Powerful Financial Algorithm to Deliver Significant Value for Combined Shareholders

  • Attractive financial profile. Based on current projections, the combined company would generate 2025 annual net revenues of approximately $32 billion and approximately $7 billion of adjusted EBITDA. Strong execution and synergy realization will position the combined company to achieve an industry-leading growth and financial profile. Kimberly-Clark is committed to maintaining a robust credit profile consistent with its current rating, with significant financial flexibility to drive strategic capital investment for long-term growth.

  • Clear path to strong cost and revenue synergies. Kimberly-Clark and Kenvue have identified approximately $1.9 billion in cost synergies and approximately $500 million in incremental profit from revenue synergies, partially offset by reinvestment of approximately $300 million. The cost synergies are expected to be captured in the first three years following closing, and the revenue synergies are expected to be captured within four years post close.

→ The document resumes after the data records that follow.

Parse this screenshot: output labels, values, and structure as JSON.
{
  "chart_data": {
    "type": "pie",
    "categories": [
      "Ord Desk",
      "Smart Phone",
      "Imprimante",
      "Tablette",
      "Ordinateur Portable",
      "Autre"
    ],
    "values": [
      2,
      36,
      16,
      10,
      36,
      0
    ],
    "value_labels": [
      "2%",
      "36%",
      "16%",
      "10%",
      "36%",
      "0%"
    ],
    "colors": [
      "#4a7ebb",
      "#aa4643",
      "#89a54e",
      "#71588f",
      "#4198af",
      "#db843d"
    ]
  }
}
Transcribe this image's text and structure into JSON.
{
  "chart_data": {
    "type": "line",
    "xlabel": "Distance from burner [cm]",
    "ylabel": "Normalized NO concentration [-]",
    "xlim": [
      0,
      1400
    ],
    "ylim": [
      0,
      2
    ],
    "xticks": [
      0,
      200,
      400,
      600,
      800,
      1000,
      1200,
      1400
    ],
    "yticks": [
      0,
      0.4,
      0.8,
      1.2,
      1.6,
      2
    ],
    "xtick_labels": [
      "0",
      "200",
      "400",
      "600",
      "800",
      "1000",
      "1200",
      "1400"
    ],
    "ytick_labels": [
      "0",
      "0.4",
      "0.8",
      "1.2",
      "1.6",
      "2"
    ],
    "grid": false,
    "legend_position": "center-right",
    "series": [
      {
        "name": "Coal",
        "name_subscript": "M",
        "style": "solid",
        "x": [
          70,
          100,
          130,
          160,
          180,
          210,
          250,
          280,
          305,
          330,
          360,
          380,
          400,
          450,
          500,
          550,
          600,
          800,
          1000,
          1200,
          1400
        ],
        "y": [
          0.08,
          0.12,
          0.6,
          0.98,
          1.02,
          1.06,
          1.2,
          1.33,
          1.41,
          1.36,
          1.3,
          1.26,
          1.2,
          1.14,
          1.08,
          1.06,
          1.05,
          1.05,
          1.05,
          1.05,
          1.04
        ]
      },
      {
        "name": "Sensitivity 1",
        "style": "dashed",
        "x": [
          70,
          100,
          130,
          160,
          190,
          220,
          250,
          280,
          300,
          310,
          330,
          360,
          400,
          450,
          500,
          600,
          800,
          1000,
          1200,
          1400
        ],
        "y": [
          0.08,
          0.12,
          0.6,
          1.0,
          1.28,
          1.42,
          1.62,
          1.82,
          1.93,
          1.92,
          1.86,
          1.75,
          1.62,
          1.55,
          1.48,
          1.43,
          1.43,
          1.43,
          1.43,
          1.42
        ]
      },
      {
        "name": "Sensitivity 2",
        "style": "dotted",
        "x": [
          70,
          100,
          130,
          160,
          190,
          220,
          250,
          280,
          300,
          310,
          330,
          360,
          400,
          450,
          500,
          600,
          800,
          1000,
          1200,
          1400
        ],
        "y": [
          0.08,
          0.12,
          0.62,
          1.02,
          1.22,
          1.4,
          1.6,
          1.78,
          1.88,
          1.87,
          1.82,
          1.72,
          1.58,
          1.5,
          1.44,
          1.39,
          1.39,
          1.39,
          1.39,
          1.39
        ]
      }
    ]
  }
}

Kimberly-Clark expects $2.5 billion of cash costs to achieve these synergies, invested within the first two years post close.

  • Compelling value creation for all shareholders. The transaction is expected to deliver immediate value creation to Kenvue shareholders from $6.8 billion in upfront cash consideration. The enhanced financial profile of the pro forma company is expected to deliver compelling value to all shareholders. The total consideration represents an acquisition multiple of approximately 14.3x Kenvue's LTM adjusted EBITDA2 or 8.8x including expected run-rate synergies of $2.1 billion, net of reinvestment.

Transaction and Financial Details

Under the terms of the agreement, which has been unanimously approved by each company's Board of Directors, Kenvue shareholders will receive $3.50 per share in cash as well as 0.14625 Kimberly-Clark shares for each Kenvue share held at closing, for a total consideration to Kenvue shareholders of $21.01 per share, based on the closing price of Kimberly-Clark shares as of October 31, 2025. Upon closing of the transaction, current Kimberly-Clark shareholders are expected to own approximately 54% and current Kenvue shareholders are expected to own approximately 46% of the combined company on a fully diluted basis.

As part of the transaction, Kimberly-Clark has received committed financing from JPMorgan Chase Bank, N.A. and intends to fund the cash component of the transaction consideration through a combination of cash from its balance sheet, proceeds from new debt issuance, and proceeds from the previously announced sale of a 51% interest in its International Family Care and Professional ("IFP") business.

The transaction is expected to close in the second half of 2026, subject to the receipt of Kenvue and Kimberly-Clark shareholder approvals, regulatory approvals and satisfaction of other customary closing conditions. As part of Kimberly-Clark's evaluation of this transaction, the Company carefully considered all risks and opportunities, working with some of the world's foremost scientific, regulatory, legal and other experts.

Leadership, Governance and Headquarters

Mike Hsu will be the Chairman and CEO of the combined company. At closing, three members of the Kenvue Board will join the Kimberly-Clark Board. The combined company will maintain Kimberly-Clark's headquarters in Irving, Texas and continue to have a significant presence in Kenvue's locations.